The proposed method, Decoupled Refusal Training (DeRTa), introduces two novel components to enhance the refusal capabilities of LLMs:

  1. Maximum Likelihood Estimation (MLE) with Harmful Response Prefix: This approach augments the training data by appending segments of harmful responses to the beginnings of safe responses. This strategy provides additional context for the query, enhancing the model's ability to identify and avoid unsafe content. Moreover, it allows the model to learn to refuse compliance at not just the start but at any position within the response.
  2. Reinforced Transition Optimization (RTO): This component aims to consistently train the LLM to refuse unsafe content throughout the response sequence. By simulating transitions from harmful to safe content at every possible position within the harmful response, the model is better equipped to recognize potential threats and halt their generation.

Evaluation and Results

The paper evaluates DeRTa using LLaMA3 and Mistral model families across various attack scenarios, such as CodeAttack and JailbreakChat. Empirical results demonstrate that DeRTa significantly improves the safety of LLMs without compromising their performance. Key findings include:

  • Reduction in Attack Success Rate (ASR): The method notably reduces ASR in multiple attack scenarios.
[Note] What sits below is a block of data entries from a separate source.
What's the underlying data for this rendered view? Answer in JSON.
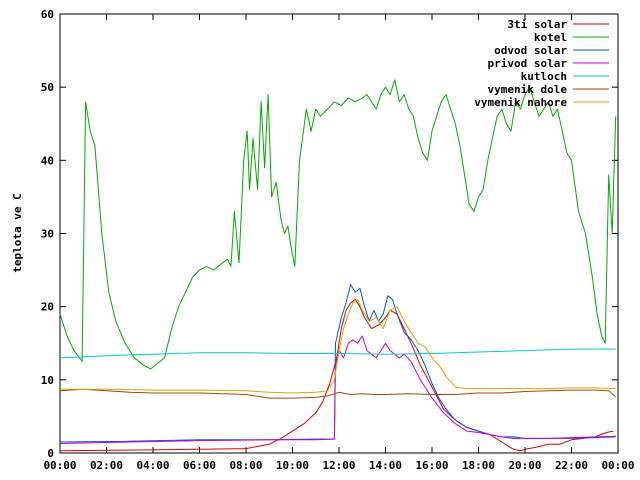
{
  "chart_data": {
    "type": "line",
    "title": "",
    "xlabel": "",
    "ylabel": "teplota ve C",
    "ylim": [
      0,
      60
    ],
    "yticks": [
      0,
      10,
      20,
      30,
      40,
      50,
      60
    ],
    "xlim": [
      0,
      24
    ],
    "xticks": [
      "00:00",
      "02:00",
      "04:00",
      "06:00",
      "08:00",
      "10:00",
      "12:00",
      "14:00",
      "16:00",
      "18:00",
      "20:00",
      "22:00",
      "00:00"
    ],
    "grid": false,
    "legend_position": "top-right",
    "series": [
      {
        "name": "3ti solar",
        "color": "#dd0000",
        "x": [
          0,
          6,
          8,
          9,
          9.5,
          10,
          10.5,
          11,
          11.3,
          11.6,
          11.9,
          12.1,
          12.3,
          12.5,
          12.7,
          12.9,
          13.1,
          13.4,
          13.7,
          14,
          14.2,
          14.5,
          14.8,
          15.1,
          15.5,
          16,
          16.5,
          17,
          17.5,
          18,
          18.5,
          19,
          19.5,
          19.8,
          20,
          20.5,
          21,
          21.5,
          22,
          22.5,
          23,
          23.5,
          23.8
        ],
        "y": [
          0.3,
          0.5,
          0.6,
          1.2,
          2.0,
          3.0,
          4.0,
          5.5,
          7.0,
          9.5,
          13.0,
          17.0,
          19.5,
          20.5,
          21.0,
          20.0,
          18.5,
          17.0,
          17.5,
          18.5,
          19.5,
          19.0,
          17.0,
          15.0,
          12.0,
          9.0,
          6.0,
          4.5,
          3.5,
          3.0,
          2.5,
          1.5,
          0.5,
          0.3,
          0.5,
          0.8,
          1.2,
          1.2,
          1.8,
          2.0,
          2.2,
          2.8,
          3.0
        ]
      },
      {
        "name": "kotel",
        "color": "#00aa00",
        "x": [
          0,
          0.3,
          0.6,
          0.95,
          1.1,
          1.3,
          1.5,
          1.8,
          2.1,
          2.4,
          2.8,
          3.2,
          3.6,
          3.9,
          4.1,
          4.3,
          4.5,
          4.8,
          5.1,
          5.4,
          5.7,
          6.0,
          6.3,
          6.6,
          7.0,
          7.2,
          7.35,
          7.5,
          7.7,
          7.9,
          8.05,
          8.15,
          8.3,
          8.5,
          8.65,
          8.8,
          8.95,
          9.1,
          9.3,
          9.5,
          9.65,
          9.8,
          9.95,
          10.1,
          10.3,
          10.6,
          10.8,
          11.0,
          11.2,
          11.5,
          11.8,
          12.1,
          12.4,
          12.7,
          13.0,
          13.2,
          13.4,
          13.6,
          13.8,
          14.0,
          14.2,
          14.4,
          14.6,
          14.8,
          15.0,
          15.2,
          15.4,
          15.6,
          15.8,
          16.0,
          16.2,
          16.4,
          16.6,
          16.8,
          17.0,
          17.2,
          17.4,
          17.6,
          17.8,
          18.0,
          18.2,
          18.4,
          18.6,
          18.8,
          19.0,
          19.2,
          19.4,
          19.6,
          19.8,
          20.0,
          20.2,
          20.4,
          20.6,
          20.8,
          21.0,
          21.2,
          21.4,
          21.6,
          21.8,
          22.0,
          22.3,
          22.6,
          22.9,
          23.1,
          23.3,
          23.45,
          23.6,
          23.75,
          23.9
        ],
        "y": [
          19,
          16,
          14,
          12.5,
          48,
          44,
          42,
          30,
          22,
          18,
          15,
          13,
          12,
          11.5,
          12,
          12.5,
          13,
          17,
          20,
          22,
          24,
          25,
          25.5,
          25,
          26,
          26.5,
          25.5,
          33,
          26,
          40,
          44,
          36,
          43,
          36,
          48,
          39,
          49,
          35,
          37,
          32,
          30,
          31,
          28,
          25.5,
          40,
          47,
          44,
          47,
          46,
          47,
          48,
          47.5,
          48.5,
          48,
          48.5,
          49,
          48,
          47,
          49,
          50,
          49,
          51,
          48,
          49,
          47,
          46,
          43,
          41,
          40,
          44,
          46,
          48,
          49,
          47,
          45,
          42,
          38,
          34,
          33,
          35,
          36,
          40,
          43,
          46,
          47,
          45,
          44,
          48,
          47,
          49,
          50,
          48,
          46,
          47,
          48,
          46,
          47,
          44,
          41,
          40,
          33,
          30,
          24,
          19,
          16,
          15,
          38,
          30,
          46
        ]
      },
      {
        "name": "odvod solar",
        "color": "#0055dd",
        "x": [
          0,
          3,
          6,
          9,
          11,
          11.8,
          11.85,
          12.1,
          12.3,
          12.5,
          12.7,
          12.9,
          13.1,
          13.3,
          13.5,
          13.7,
          13.9,
          14.1,
          14.3,
          14.5,
          14.8,
          15.1,
          15.4,
          15.7,
          16.0,
          16.3,
          16.6,
          17.0,
          17.5,
          18,
          18.5,
          19,
          19.5,
          20,
          21,
          22,
          23,
          23.9
        ],
        "y": [
          1.5,
          1.6,
          1.8,
          1.8,
          1.9,
          1.9,
          15.0,
          18.5,
          20.5,
          23.0,
          22.0,
          22.5,
          20.0,
          18.0,
          19.5,
          18.0,
          19.0,
          21.5,
          21.0,
          19.0,
          16.5,
          15.5,
          14.0,
          12.0,
          9.5,
          7.5,
          6.0,
          4.5,
          3.5,
          3.0,
          2.5,
          2.2,
          2.2,
          2.0,
          2.0,
          2.0,
          2.1,
          2.2
        ]
      },
      {
        "name": "privod solar",
        "color": "#cc00cc",
        "x": [
          0,
          3,
          6,
          9,
          11,
          11.8,
          11.85,
          12.0,
          12.2,
          12.4,
          12.6,
          12.8,
          13.0,
          13.2,
          13.4,
          13.6,
          13.8,
          14.0,
          14.2,
          14.4,
          14.6,
          14.8,
          15.1,
          15.5,
          16.0,
          16.5,
          17.0,
          17.5,
          18,
          18.5,
          19,
          19.5,
          20,
          21,
          22,
          23,
          23.9
        ],
        "y": [
          1.3,
          1.5,
          1.7,
          1.8,
          1.8,
          1.9,
          12.0,
          14.0,
          13.0,
          15.0,
          15.5,
          15.0,
          16.0,
          14.0,
          13.5,
          13.0,
          14.0,
          15.0,
          14.0,
          13.5,
          13.0,
          13.5,
          12.5,
          10.0,
          7.5,
          5.5,
          4.0,
          3.0,
          2.8,
          2.5,
          2.2,
          2.0,
          2.0,
          2.0,
          2.1,
          2.2,
          2.3
        ]
      },
      {
        "name": "kutloch",
        "color": "#00cccc",
        "x": [
          0,
          2,
          4,
          6,
          8,
          10,
          12,
          14,
          16,
          18,
          20,
          22,
          23.9
        ],
        "y": [
          13.0,
          13.3,
          13.5,
          13.7,
          13.7,
          13.6,
          13.6,
          13.5,
          13.6,
          13.8,
          14.0,
          14.2,
          14.2
        ]
      },
      {
        "name": "vymenik dole",
        "color": "#aa4400",
        "x": [
          0,
          1,
          2,
          3,
          4,
          5,
          6,
          7,
          8,
          9,
          10,
          11,
          11.5,
          12,
          12.5,
          13,
          13.5,
          14,
          15,
          16,
          17,
          18,
          19,
          20,
          21,
          22,
          23,
          23.6,
          23.9
        ],
        "y": [
          8.5,
          8.7,
          8.5,
          8.3,
          8.2,
          8.2,
          8.2,
          8.1,
          8.0,
          7.5,
          7.5,
          7.6,
          7.8,
          8.3,
          8.0,
          8.1,
          8.0,
          8.0,
          8.1,
          8.0,
          8.0,
          8.2,
          8.2,
          8.4,
          8.5,
          8.6,
          8.6,
          8.5,
          7.7
        ]
      },
      {
        "name": "vymenik nahore",
        "color": "#ccaa00",
        "x": [
          0,
          2,
          4,
          6,
          8,
          9,
          10,
          11,
          11.5,
          11.8,
          12.0,
          12.2,
          12.4,
          12.6,
          12.8,
          13.0,
          13.3,
          13.6,
          13.9,
          14.2,
          14.5,
          14.8,
          15.1,
          15.4,
          15.7,
          16.0,
          16.3,
          16.6,
          17.0,
          17.5,
          18,
          19,
          20,
          21,
          22,
          23,
          23.9
        ],
        "y": [
          8.7,
          8.7,
          8.6,
          8.6,
          8.5,
          8.3,
          8.2,
          8.3,
          8.5,
          10.0,
          14.0,
          17.0,
          19.0,
          20.5,
          21.0,
          19.5,
          18.0,
          18.5,
          17.0,
          19.5,
          20.0,
          18.0,
          16.5,
          15.0,
          14.5,
          13.0,
          12.0,
          10.5,
          9.0,
          8.8,
          8.8,
          8.8,
          8.8,
          8.8,
          8.9,
          8.9,
          8.8
        ]
      }
    ]
  }
}
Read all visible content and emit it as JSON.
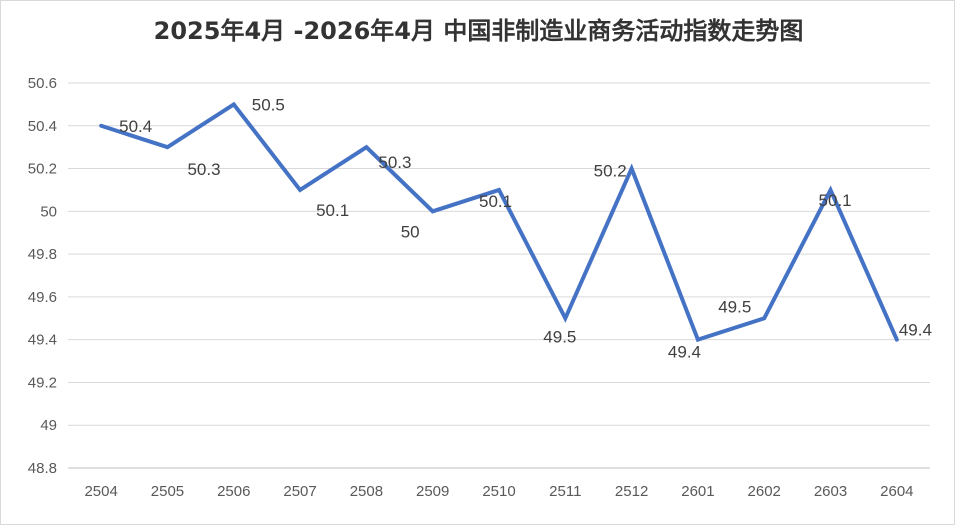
{
  "chart_data": {
    "type": "line",
    "title": "2025年4月 -2026年4月 中国非制造业商务活动指数走势图",
    "xlabel": "",
    "ylabel": "",
    "categories": [
      "2504",
      "2505",
      "2506",
      "2507",
      "2508",
      "2509",
      "2510",
      "2511",
      "2512",
      "2601",
      "2602",
      "2603",
      "2604"
    ],
    "series": [
      {
        "values": [
          50.4,
          50.3,
          50.5,
          50.1,
          50.3,
          50.0,
          50.1,
          49.5,
          50.2,
          49.4,
          49.5,
          50.1,
          49.4
        ]
      }
    ],
    "data_labels": [
      "50.4",
      "50.3",
      "50.5",
      "50.1",
      "50.3",
      "50",
      "50.1",
      "49.5",
      "50.2",
      "49.4",
      "49.5",
      "50.1",
      "49.4"
    ],
    "ylim": [
      48.8,
      50.6
    ],
    "yticks": [
      "48.8",
      "49",
      "49.2",
      "49.4",
      "49.6",
      "49.8",
      "50",
      "50.2",
      "50.4",
      "50.6"
    ],
    "grid": true,
    "legend": "none",
    "line_color": "#4472c4",
    "grid_color": "#d9d9d9"
  }
}
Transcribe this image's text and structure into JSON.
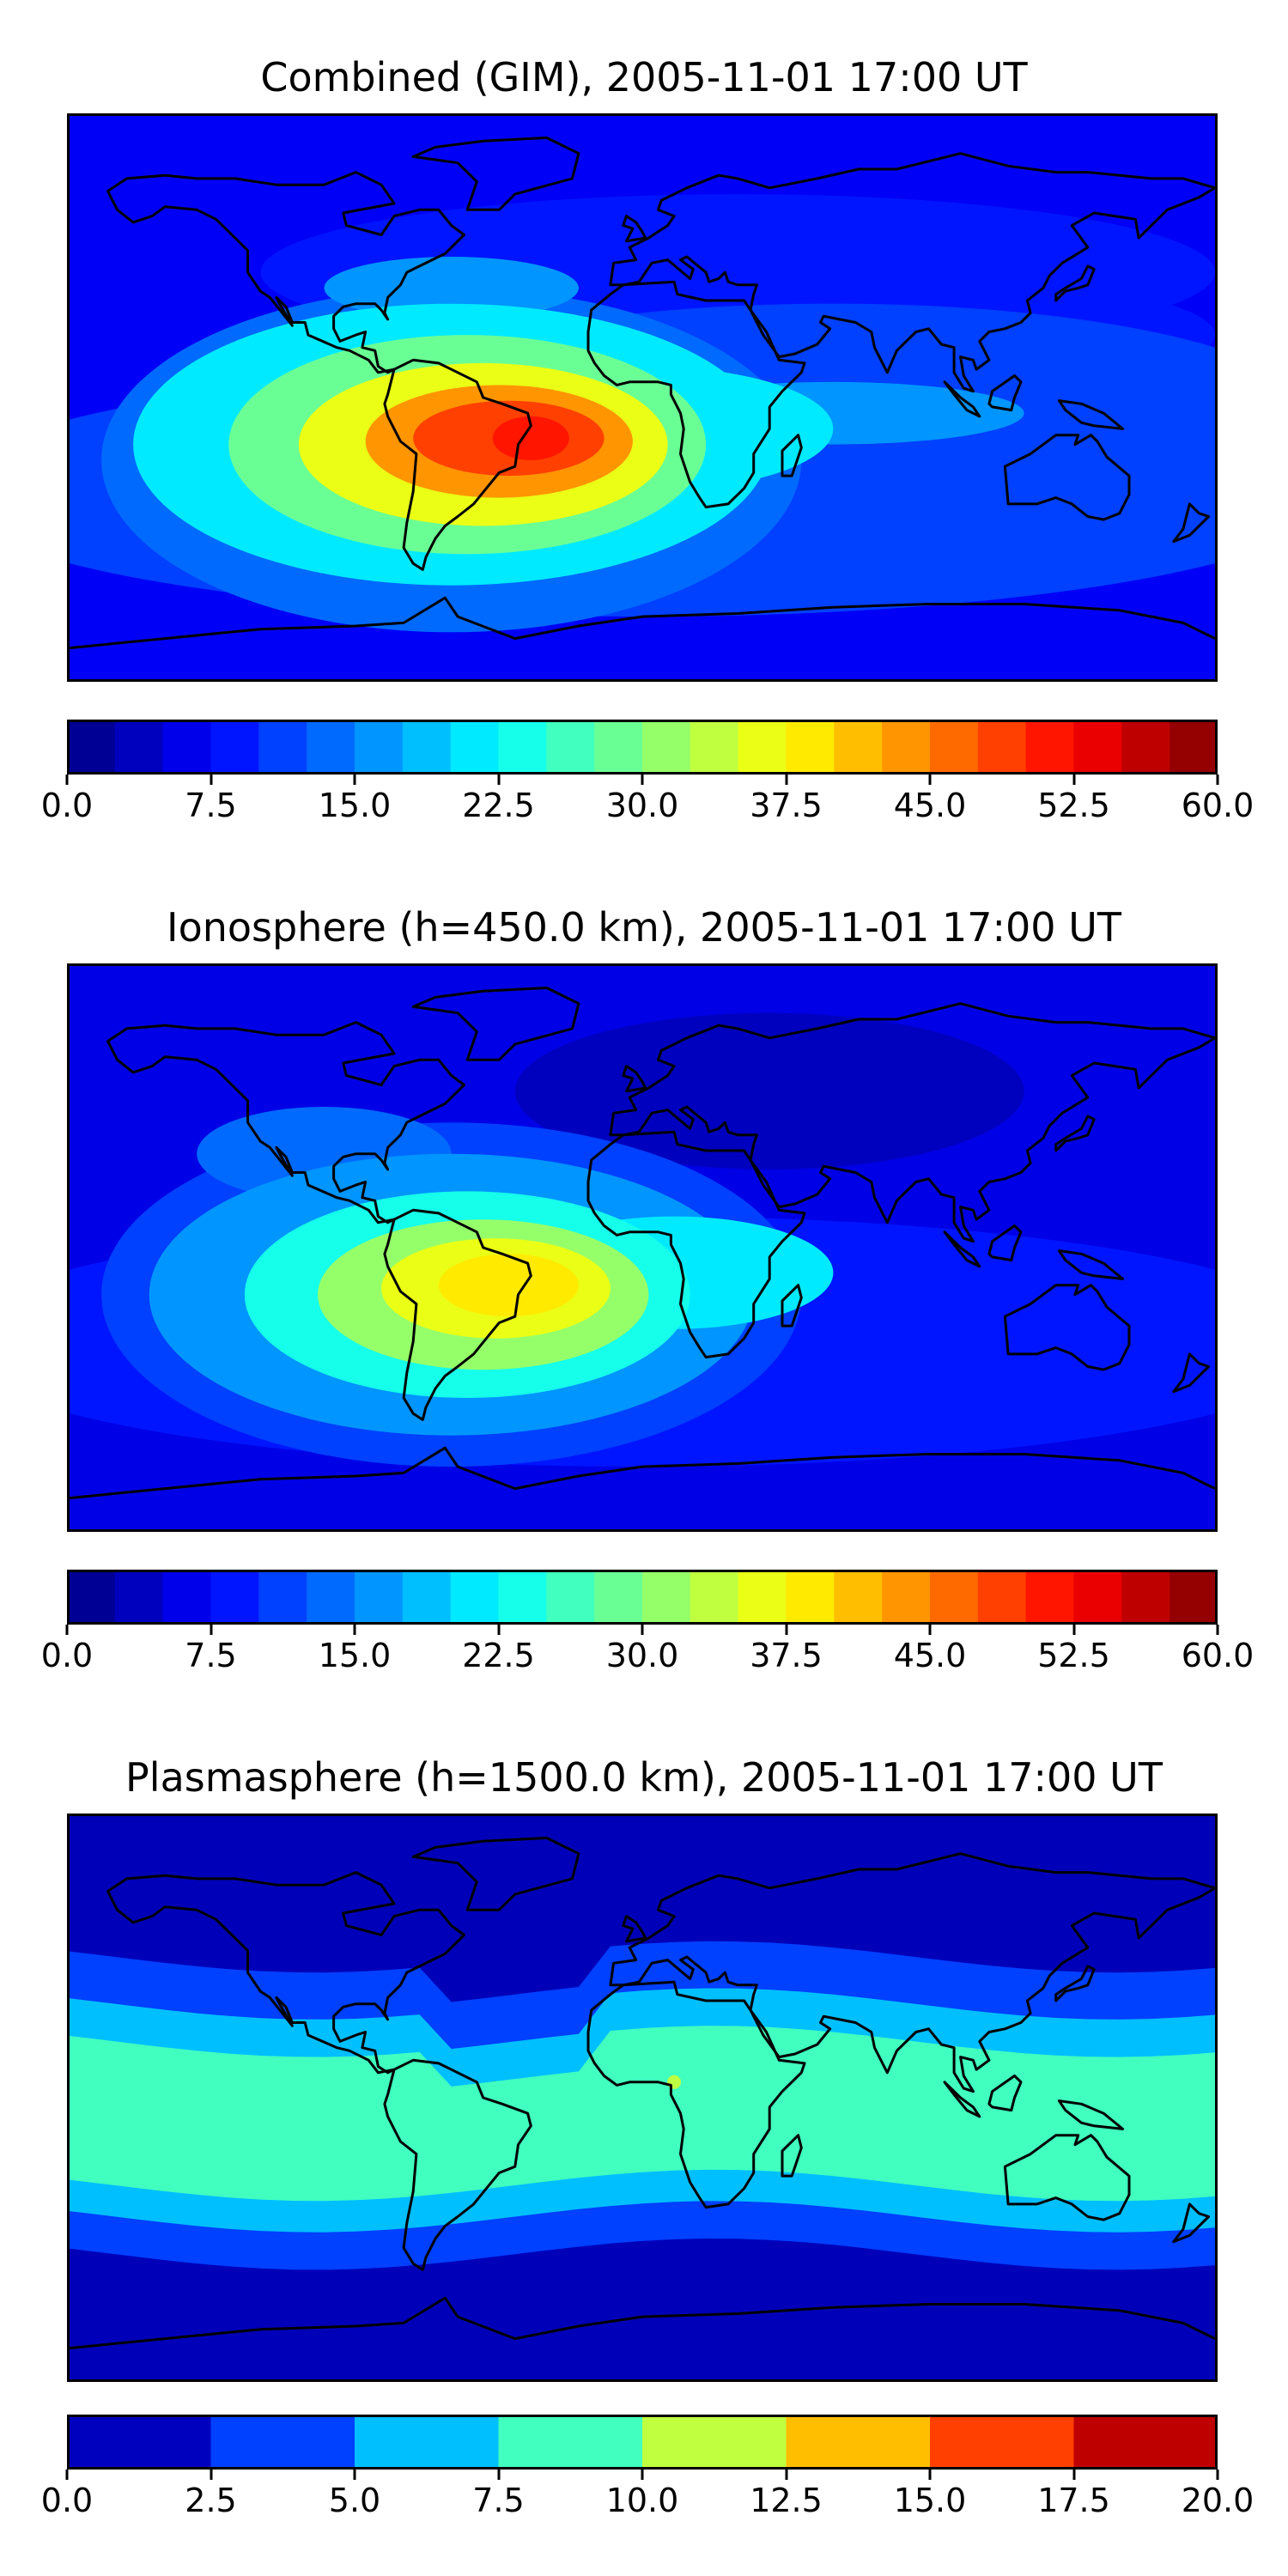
{
  "chart_data": [
    {
      "type": "heatmap",
      "title": "Combined (GIM), 2005-11-01 17:00 UT",
      "colormap": "jet",
      "levels": [
        0.0,
        2.5,
        5.0,
        7.5,
        10.0,
        12.5,
        15.0,
        17.5,
        20.0,
        22.5,
        25.0,
        27.5,
        30.0,
        32.5,
        35.0,
        37.5,
        40.0,
        42.5,
        45.0,
        47.5,
        50.0,
        52.5,
        55.0,
        57.5,
        60.0
      ],
      "colorbar_ticks": [
        "0.0",
        "7.5",
        "15.0",
        "22.5",
        "30.0",
        "37.5",
        "45.0",
        "52.5",
        "60.0"
      ],
      "colorbar_range": [
        0,
        60
      ],
      "max_region": "South America / South Atlantic",
      "max_value_approx": 50
    },
    {
      "type": "heatmap",
      "title": "Ionosphere  (h=450.0 km), 2005-11-01 17:00 UT",
      "colormap": "jet",
      "levels": [
        0.0,
        2.5,
        5.0,
        7.5,
        10.0,
        12.5,
        15.0,
        17.5,
        20.0,
        22.5,
        25.0,
        27.5,
        30.0,
        32.5,
        35.0,
        37.5,
        40.0,
        42.5,
        45.0,
        47.5,
        50.0,
        52.5,
        55.0,
        57.5,
        60.0
      ],
      "colorbar_ticks": [
        "0.0",
        "7.5",
        "15.0",
        "22.5",
        "30.0",
        "37.5",
        "45.0",
        "52.5",
        "60.0"
      ],
      "colorbar_range": [
        0,
        60
      ],
      "max_region": "South America",
      "max_value_approx": 40
    },
    {
      "type": "heatmap",
      "title": "Plasmasphere (h=1500.0 km), 2005-11-01 17:00 UT",
      "colormap": "jet",
      "levels": [
        0.0,
        2.5,
        5.0,
        7.5,
        10.0,
        12.5,
        15.0,
        17.5,
        20.0
      ],
      "colorbar_ticks": [
        "0.0",
        "2.5",
        "5.0",
        "7.5",
        "10.0",
        "12.5",
        "15.0",
        "17.5",
        "20.0"
      ],
      "colorbar_range": [
        0,
        20
      ],
      "max_region": "low latitudes (Africa / Asia)",
      "max_value_approx": 10
    }
  ]
}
For instance, in the case of Mistral-MoE models, the average ASR dropped from 79.1% to 8.7%.
  • Consistent Improvement Across Models: Both LLaMA3 (8B and 70B) and Mistral (7B and 8x7B) models showed improved safety when applying DeRTa, with LLaMA3-70B models seeing a reduction in ASR from 70.6% to 8.8%.
  • Against Advanced Attacks: The method proved effective against sophisticated attacks such as CodeAttack, which previously breached GPT-4 and LLaMA3-70B-Instruct protections.

Analysis and Implications

Addressing Refusal Position Bias: The data indicates that traditional safety tuning often positions refusal tokens at the beginning of responses. DeRTa's comprehensive approach, which incorporates harmful prefixes and RTO, ensures that refusal can occur at any point. This is crucial for defending against attacks that manipulate content mid-response.

Comparison to DPO: While DPO also utilizes both safe and harmful responses, DeRTa surpasses it in effectiveness, particularly in scenarios like CodeAttack. This suggests that DeRTa's explicit modeling of refusal across the response sequence provides a more robust safety mechanism.

Applicability Across Model Sizes: The method proves to be versatile, showing significant safety improvements across various model sizes, including smaller models like Mistral-7B and LLaMA3-8B.

Future Directions

The research opens several pathways for future investigations and developments:

  • Refinement of Training Data: Continued exploration of data augmentations and training methodologies to further ameliorate refusal biases can offer incremental safety improvements.
  • Integration with Other Safety Mechanisms: Investigating the integration of DeRTa with other existing safety defense strategies, such as safety prompts and input perturbations, can potentially fortify LLMs against a broader spectrum of attacks.
  • Robustness Against Evolving Attacks: As attack strategies evolve, continuous evaluation and adaptive training strategies will be crucial to maintaining the safety integrity of LLMs.

Conclusion

The paper puts forth a substantive advancement in the field of LLM safety by addressing refusal position bias through Decoupled Refusal Training. This method efficiently equips LLMs to halt the generation of unsafe content at any response position, marking a significant improvement over existing safety tuning practices. The empirical evidence supports the efficacy and necessity of such approaches in the ongoing endeavor to enhance the safety and reliability of LLMs in practical applications.